On Set With The Men Behind Milk
The real story from behind Gus Van Sant's new biopic.
By Michael Joseph Gross
From the movie Milk

“So tell me, what’s your nigga?’” Cleve Jones, a veteran gay activist working as historical consultant on Milk, recalls Sean Penn asking as the actor prepped for his role as the late San Francisco city supervisor Harvey Milk. A little horrified by Penn’s question, Jones answered, “What?”

Penn repeated the question: “What’s your nigga?”

“I said, ‘Sean I have no idea what you’re asking me.’ ”

“He said, ‘Come on, young black men on the street ask ‘Hey, nigga what’s going on?’ What is the equivalent word in your community?’ And I thought for just a moment and said, ‘Well, that would be girl.” In a bleating falsetto, Jones demonstrated: “GI-I-IRL!!!”

Often called the greatest actor of his generation, Penn may also be the butchest.
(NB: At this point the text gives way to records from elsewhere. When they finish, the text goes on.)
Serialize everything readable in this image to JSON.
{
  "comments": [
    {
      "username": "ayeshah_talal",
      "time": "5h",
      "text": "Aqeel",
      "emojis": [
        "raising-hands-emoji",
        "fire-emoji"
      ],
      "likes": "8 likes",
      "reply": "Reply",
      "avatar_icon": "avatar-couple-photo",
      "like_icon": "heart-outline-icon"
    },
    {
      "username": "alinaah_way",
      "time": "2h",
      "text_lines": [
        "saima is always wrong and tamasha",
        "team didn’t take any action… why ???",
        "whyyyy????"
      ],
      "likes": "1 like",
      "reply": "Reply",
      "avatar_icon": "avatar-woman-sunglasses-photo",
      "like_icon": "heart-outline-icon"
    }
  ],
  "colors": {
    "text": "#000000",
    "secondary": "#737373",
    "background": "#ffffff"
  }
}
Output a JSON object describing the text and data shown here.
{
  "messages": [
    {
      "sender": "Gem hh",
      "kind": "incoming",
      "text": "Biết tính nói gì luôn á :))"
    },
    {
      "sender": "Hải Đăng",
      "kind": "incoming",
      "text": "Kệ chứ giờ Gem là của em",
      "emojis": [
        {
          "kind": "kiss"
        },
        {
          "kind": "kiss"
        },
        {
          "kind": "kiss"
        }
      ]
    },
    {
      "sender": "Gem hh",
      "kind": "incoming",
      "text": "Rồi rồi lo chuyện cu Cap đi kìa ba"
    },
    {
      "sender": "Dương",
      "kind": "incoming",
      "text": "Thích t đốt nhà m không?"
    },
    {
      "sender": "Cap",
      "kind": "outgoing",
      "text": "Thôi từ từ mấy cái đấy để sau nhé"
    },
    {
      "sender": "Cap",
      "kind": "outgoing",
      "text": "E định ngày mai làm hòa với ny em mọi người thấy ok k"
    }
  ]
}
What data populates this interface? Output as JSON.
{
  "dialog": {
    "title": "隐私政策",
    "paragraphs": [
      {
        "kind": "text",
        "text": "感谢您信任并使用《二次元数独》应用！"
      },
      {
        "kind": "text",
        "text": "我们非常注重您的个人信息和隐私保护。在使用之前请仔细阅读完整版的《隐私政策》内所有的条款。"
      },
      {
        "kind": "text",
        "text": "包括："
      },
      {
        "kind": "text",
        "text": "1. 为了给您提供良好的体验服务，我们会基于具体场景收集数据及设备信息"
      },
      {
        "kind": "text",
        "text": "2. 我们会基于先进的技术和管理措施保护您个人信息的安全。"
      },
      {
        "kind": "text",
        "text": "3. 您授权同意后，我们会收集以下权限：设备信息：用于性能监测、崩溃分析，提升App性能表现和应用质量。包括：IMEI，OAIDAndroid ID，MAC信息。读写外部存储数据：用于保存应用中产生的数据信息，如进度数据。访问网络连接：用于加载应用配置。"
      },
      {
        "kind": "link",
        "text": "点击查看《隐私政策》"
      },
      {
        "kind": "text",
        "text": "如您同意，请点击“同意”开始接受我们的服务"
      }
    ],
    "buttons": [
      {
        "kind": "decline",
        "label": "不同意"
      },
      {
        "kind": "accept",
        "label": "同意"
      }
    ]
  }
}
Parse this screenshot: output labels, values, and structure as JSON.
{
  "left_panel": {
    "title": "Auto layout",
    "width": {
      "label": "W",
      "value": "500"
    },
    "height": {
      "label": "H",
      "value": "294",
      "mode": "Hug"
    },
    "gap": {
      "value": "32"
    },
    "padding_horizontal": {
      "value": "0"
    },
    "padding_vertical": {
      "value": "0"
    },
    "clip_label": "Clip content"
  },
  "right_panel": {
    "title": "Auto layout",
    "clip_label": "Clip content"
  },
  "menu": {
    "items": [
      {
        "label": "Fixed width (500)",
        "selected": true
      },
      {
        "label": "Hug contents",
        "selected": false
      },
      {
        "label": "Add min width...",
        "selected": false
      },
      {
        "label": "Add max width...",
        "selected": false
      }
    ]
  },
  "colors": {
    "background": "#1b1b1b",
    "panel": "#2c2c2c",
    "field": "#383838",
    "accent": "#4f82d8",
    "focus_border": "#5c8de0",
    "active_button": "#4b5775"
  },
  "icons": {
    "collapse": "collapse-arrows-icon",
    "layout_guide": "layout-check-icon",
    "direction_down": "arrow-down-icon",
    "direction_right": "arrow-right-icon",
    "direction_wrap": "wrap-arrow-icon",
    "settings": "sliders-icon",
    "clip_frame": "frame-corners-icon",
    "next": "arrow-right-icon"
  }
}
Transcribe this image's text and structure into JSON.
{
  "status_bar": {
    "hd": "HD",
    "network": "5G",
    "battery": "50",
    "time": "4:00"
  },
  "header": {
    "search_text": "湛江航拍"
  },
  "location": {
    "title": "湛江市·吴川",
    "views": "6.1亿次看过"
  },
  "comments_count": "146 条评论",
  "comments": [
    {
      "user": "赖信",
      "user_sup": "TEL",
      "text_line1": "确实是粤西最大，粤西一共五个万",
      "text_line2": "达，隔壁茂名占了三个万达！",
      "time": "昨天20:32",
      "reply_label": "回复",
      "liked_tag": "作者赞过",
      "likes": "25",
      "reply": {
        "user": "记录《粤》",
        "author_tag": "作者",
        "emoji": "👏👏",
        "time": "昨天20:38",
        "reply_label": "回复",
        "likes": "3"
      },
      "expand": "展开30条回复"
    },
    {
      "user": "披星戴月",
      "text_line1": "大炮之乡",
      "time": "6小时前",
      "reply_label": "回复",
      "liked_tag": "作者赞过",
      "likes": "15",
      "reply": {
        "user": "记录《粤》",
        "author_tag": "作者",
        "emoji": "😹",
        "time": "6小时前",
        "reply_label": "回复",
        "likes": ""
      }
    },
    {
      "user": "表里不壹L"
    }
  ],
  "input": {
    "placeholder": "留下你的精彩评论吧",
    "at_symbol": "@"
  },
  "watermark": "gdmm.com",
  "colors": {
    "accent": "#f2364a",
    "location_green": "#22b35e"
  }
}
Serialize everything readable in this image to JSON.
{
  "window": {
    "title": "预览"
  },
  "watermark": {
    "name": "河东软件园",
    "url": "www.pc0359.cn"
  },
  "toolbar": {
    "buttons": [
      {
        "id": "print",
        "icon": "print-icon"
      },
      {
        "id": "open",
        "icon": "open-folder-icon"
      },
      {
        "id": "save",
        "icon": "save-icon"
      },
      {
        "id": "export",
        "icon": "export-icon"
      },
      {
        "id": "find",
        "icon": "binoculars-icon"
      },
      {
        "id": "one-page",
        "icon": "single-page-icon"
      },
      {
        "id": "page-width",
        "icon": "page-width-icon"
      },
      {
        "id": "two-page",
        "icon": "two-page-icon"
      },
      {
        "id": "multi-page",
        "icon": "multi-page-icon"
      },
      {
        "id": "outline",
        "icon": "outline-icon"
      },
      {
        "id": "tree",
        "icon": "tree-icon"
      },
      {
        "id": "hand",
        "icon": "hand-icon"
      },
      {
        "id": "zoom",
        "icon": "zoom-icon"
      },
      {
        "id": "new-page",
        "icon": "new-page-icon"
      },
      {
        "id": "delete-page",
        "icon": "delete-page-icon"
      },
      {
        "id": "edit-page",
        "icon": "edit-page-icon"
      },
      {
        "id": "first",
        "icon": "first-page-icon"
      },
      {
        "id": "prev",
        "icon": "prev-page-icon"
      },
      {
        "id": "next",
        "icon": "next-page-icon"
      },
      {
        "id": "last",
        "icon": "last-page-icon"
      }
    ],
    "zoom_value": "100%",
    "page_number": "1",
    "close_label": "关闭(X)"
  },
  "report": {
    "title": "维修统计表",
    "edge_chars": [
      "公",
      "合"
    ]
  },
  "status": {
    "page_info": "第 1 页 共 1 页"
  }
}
No movie star since Marlon Brando (or, some would argue, Mel Gibson) has
possessed so pure a combination of the qualities -- rogue politics, wild personal life, brooding face, and meat-slab body -- that add up to the American ideal of masculinity: unaffected, principled, but impulsive strength.

He is not, in other words, the first actor you might cast as Milk, who fearlessly put the camp in campaign (“My fellow degenerates,” began a patriotic speech) and was one of the first openly gay men elected to public office in this country. But after Brokeback Mountain, after Capote, is it still significant when a top-tier straight male movie star decides to play gay? In Penn’s case, it is -- not only because of his personal symbolism, but also because the film’s premiere this month coincides with a presidential election that, in some ways, parallels Milk’s landmark race.